Taking place exclusively in Tunis, the Abbara showcase extends Spring’s focus to include the organizations that are part of the Culture Resource network.  Abbara will feature cultural organizations that have had made outstanding artistic interventions in public spaces or that have produced art aimed at influencing positive social change and public well-being.

Abbara showcase artists and info can be found here.

////REDZONE

In collaboration with Norway’s Kirkelig Kulturverksted (KKV), Redzone is a festival that “focuses on freedom of expression through the arts and emphasizes the ability of the arts to dig deeply into the darkness of oblivion and concealment in the history of mankind.” This year’s showcase continues with the theme of freedom of expression, drawing attention to the artists whose art focuses delve into this. Many of the artists in this showcase also highlight the idea of ‘overcoming barriers’ as both a common global theme and one that is especially relevant to the region. An interesting aspect of this showcase is the particular emphasis on the ideas of inclusion and dialogue to conquer the barriers that separate us.

Redzone showcase artists and info can be found here.

2016 ARTISTS

Over the years, Spring has become a destination option for international artists wanting regional exposure and interactions; at, the same time, it offers a space for audiences and artists, both, to discover the possibilities for cross-cultural exchanges, connections and collaborations. The artistic programming of SPRING focuses especially on reaching out to those artists who define art and lead change. As the unconventional meets the traditional, SPRING 2016 celebrates accomplishments and diversity as illustrated by the eclectic artist lineups. Covering a wide range of cultures, the art and artists joining Spring Festival 2016 including theatre from Kuwait; music from Turkey, Syria, Tunisia, Algeria, US, Portugal, Palestine, and Jordan; dance from India and China; films from Iraq, and installation art from Lebanon.

2016 Lineup

ROUNDTABLES AND PUBLIC DISCUSSIONS: ARTISTS AGAINST ALL ODDS

Increasing numbers of artists and culture workers are using art as a form of expression to support human rights and social justice objectives for their communities. In return, often they face physical violence, persecution, imprisonment and, at times, death. It has become crucial that organizations focusing on human rights, freedom of expression and culture collectively work together to ensure the safety of artists and cultural managers at risk, and the continuation of the important work they do for society.

For the first time in the Arab region, Culture Resource, in consultation with Artistsafety.net, is creating a platform within the Spring Festival program to bring together regional and international stakeholders concerned with the safety of artists and cultural professionals for a two-day closed,consultation meeting.

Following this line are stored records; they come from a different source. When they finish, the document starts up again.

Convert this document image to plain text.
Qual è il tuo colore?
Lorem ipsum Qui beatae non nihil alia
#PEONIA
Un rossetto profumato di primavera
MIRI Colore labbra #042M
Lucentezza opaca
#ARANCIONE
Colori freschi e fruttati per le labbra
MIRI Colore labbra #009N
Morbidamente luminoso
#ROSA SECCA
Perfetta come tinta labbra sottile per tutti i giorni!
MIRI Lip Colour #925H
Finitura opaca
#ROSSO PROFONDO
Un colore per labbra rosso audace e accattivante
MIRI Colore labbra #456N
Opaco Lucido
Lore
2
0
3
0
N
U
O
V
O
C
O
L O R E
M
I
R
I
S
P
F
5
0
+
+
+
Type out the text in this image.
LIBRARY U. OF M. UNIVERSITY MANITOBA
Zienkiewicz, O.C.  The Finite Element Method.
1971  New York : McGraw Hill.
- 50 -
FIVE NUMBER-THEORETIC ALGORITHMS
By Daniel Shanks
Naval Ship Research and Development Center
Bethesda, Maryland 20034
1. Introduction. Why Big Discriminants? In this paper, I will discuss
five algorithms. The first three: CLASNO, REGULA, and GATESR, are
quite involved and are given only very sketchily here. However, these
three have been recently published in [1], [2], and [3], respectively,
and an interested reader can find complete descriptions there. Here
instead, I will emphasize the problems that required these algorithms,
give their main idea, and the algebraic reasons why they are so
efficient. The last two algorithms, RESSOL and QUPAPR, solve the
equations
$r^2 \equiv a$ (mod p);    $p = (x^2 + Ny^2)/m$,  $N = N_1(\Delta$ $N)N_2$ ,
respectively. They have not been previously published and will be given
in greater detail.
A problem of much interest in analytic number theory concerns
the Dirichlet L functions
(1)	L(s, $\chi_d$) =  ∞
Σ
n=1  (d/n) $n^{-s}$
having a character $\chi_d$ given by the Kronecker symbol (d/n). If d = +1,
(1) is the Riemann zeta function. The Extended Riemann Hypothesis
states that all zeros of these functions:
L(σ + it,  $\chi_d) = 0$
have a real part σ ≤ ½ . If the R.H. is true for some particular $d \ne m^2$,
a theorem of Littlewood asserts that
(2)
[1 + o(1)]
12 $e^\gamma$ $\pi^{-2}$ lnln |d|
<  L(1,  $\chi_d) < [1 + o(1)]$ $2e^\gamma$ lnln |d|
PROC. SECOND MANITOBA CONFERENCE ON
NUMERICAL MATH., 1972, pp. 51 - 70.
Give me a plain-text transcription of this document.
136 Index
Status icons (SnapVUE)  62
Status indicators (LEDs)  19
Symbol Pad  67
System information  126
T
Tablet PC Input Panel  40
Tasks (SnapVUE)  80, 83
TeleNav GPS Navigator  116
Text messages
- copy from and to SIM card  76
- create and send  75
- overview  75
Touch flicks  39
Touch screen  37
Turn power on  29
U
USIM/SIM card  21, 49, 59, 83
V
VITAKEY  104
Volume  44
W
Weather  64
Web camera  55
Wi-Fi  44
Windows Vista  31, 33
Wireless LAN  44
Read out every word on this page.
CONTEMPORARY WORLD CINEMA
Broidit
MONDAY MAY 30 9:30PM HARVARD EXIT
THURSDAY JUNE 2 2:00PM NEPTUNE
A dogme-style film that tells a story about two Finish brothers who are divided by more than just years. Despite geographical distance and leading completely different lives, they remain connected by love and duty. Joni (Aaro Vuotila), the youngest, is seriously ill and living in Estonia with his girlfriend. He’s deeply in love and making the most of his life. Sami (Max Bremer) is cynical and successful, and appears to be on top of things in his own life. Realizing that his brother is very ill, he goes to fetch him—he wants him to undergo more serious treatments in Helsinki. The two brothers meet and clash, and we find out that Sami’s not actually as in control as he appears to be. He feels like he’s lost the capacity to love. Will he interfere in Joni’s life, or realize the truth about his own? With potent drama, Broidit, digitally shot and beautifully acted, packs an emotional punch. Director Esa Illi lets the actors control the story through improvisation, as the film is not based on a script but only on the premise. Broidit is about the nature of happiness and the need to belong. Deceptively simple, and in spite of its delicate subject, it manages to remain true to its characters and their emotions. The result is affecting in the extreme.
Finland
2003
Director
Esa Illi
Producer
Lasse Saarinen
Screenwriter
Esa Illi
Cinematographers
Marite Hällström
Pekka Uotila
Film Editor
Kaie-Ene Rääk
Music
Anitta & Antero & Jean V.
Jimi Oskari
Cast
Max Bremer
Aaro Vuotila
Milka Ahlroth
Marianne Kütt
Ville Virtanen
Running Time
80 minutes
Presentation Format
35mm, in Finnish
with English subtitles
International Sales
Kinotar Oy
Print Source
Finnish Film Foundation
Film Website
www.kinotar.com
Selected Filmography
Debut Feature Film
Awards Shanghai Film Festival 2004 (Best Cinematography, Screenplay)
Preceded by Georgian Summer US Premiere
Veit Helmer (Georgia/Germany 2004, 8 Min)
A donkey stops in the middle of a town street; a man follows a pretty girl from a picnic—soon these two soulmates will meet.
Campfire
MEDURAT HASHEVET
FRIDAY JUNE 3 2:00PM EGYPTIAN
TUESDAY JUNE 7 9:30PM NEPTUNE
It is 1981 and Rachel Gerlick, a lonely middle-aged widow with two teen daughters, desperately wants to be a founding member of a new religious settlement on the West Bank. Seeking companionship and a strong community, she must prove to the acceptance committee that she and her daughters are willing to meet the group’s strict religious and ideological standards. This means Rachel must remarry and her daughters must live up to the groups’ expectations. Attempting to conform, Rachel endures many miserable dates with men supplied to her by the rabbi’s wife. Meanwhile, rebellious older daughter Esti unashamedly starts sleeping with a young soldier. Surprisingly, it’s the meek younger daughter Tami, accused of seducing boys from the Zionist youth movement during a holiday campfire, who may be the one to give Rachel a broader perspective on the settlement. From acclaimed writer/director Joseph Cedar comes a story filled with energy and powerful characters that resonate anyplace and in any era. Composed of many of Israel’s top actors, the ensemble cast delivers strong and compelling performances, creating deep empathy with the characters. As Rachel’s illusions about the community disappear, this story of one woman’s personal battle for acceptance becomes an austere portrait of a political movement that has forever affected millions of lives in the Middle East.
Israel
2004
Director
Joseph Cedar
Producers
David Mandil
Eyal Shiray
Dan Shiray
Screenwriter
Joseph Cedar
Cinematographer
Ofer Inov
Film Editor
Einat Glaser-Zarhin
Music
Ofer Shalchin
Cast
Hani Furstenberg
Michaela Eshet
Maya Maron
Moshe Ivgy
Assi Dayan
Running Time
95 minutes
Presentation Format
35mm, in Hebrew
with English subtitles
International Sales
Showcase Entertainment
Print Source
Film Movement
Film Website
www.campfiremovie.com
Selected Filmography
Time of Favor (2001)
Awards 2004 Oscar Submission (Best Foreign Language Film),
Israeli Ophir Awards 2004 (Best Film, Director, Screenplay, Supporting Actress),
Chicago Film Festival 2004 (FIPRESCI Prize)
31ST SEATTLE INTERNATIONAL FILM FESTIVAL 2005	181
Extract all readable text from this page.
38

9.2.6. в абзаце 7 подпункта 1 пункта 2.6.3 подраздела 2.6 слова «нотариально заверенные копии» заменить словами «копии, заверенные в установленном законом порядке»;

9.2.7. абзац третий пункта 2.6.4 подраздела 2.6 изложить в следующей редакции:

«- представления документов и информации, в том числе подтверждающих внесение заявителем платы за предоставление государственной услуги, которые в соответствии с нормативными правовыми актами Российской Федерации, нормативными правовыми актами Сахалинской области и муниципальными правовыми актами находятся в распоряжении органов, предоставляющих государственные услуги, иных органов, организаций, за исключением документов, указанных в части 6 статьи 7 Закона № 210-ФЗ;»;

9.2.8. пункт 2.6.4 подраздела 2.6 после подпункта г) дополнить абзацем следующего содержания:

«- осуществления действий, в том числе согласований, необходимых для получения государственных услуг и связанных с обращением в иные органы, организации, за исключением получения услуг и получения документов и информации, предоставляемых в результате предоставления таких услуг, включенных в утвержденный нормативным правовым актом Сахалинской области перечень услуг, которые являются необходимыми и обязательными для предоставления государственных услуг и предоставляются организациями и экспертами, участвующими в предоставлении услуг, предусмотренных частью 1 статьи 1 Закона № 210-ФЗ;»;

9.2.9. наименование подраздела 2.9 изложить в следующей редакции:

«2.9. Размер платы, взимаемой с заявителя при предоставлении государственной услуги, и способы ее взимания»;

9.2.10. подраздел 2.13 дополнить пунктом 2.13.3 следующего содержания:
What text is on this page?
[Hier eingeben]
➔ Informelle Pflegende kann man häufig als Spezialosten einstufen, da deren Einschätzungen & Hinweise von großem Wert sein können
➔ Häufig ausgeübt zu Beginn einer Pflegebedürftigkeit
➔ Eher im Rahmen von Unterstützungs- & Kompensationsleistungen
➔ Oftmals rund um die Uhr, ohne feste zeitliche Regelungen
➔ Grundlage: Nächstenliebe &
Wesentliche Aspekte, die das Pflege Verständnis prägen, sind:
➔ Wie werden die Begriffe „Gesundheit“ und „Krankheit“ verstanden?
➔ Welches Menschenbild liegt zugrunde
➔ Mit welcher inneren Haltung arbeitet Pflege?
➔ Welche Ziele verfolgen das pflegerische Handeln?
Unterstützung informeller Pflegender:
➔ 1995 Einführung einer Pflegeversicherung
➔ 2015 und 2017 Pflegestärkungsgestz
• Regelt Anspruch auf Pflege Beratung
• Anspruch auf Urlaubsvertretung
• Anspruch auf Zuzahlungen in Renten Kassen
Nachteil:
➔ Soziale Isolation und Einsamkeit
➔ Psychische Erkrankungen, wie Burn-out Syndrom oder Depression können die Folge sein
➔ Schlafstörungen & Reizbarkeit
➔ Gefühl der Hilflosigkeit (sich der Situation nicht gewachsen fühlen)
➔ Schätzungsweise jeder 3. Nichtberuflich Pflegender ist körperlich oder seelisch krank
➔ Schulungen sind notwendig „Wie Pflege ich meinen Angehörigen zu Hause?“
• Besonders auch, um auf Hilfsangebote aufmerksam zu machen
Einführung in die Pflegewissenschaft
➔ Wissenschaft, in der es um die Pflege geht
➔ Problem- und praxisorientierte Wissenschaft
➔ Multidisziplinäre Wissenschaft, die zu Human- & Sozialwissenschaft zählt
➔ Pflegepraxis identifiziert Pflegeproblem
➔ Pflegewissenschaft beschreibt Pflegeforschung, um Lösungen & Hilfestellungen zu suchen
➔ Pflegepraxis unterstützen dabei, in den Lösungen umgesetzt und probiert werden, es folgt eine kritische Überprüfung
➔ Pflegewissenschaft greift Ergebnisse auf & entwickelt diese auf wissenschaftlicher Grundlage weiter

Taking place in Beirut, Artists Against All Odds is an initiative that invites a wide range of arts and non-arts actors from Lebanon (as a starting focal point) and the Arab region with international actors, to share perspectives, information and resources necessary to create a local/regional safety net for artists and cultural communicators facing repression, persecution and human rights violations as a result of their work.

In tandem with the closed meetings, two public sessions have been organized to open the conversations to the general audience. The first is a panel discussion, Artists Against All Odds, on the challenges facing artists today and the initiatives available to help ensure their safety. The second event, Sound Syria, is a public talk with Tania el Khoury (LB), Lama Kabbanji (LB) and Sana Yazigi (SY) and which focuses on the telling of stories as a political act. The speakers, whether as artists or activists, use art to challenge the grand narratives imposed on people by oppressive regimes, counterrevolutionary forces and mainstream media.

Details about these events can be found here

IN MEMORIUM

This year, SPRING Festival is dedicated to one of the great influencers in Arab culture and a pioneer of Tunisian theatre, Ezzedine Gannoun, who, sadly, passed away on 29 March 2015. Ganoun’s enduring relationship with theater began upon receiving his doctorate in theatre from the New Sorbonne University in 1980, after which, he formed the troupe, Al Masrah Al Odwaye (Organic Theater). In 1985, Gannoun transformed a collapsing Baroque-style cinema house into a lively hub for theatrical arts. He was the founder of the first Arab-African Theatrical Research and Training Center, which was established in 2001. He has written and directed numerous plays, and appeared in a number of Tunisian movie productions. While Ezzedine has received several awards from both national and international festivals, he is remembered fondly as both one of the founding members of Culture Resource and as a long-standing member of our artistic board.

OVERVIEW OF SPRING

Created in April 2004 to celebrate the launch of Culture Resource’s activities in the Arab region, SPRING has since, grown into a regional event that features a wide spectrum of international contemporary artists in music, theatre, dance, visual arts, cinema, and literature. The Festival represents an important opportunity for Culture Resource to create a meeting point for audiences and artists to engage with each other on important issues, like freedom and borders, and on art.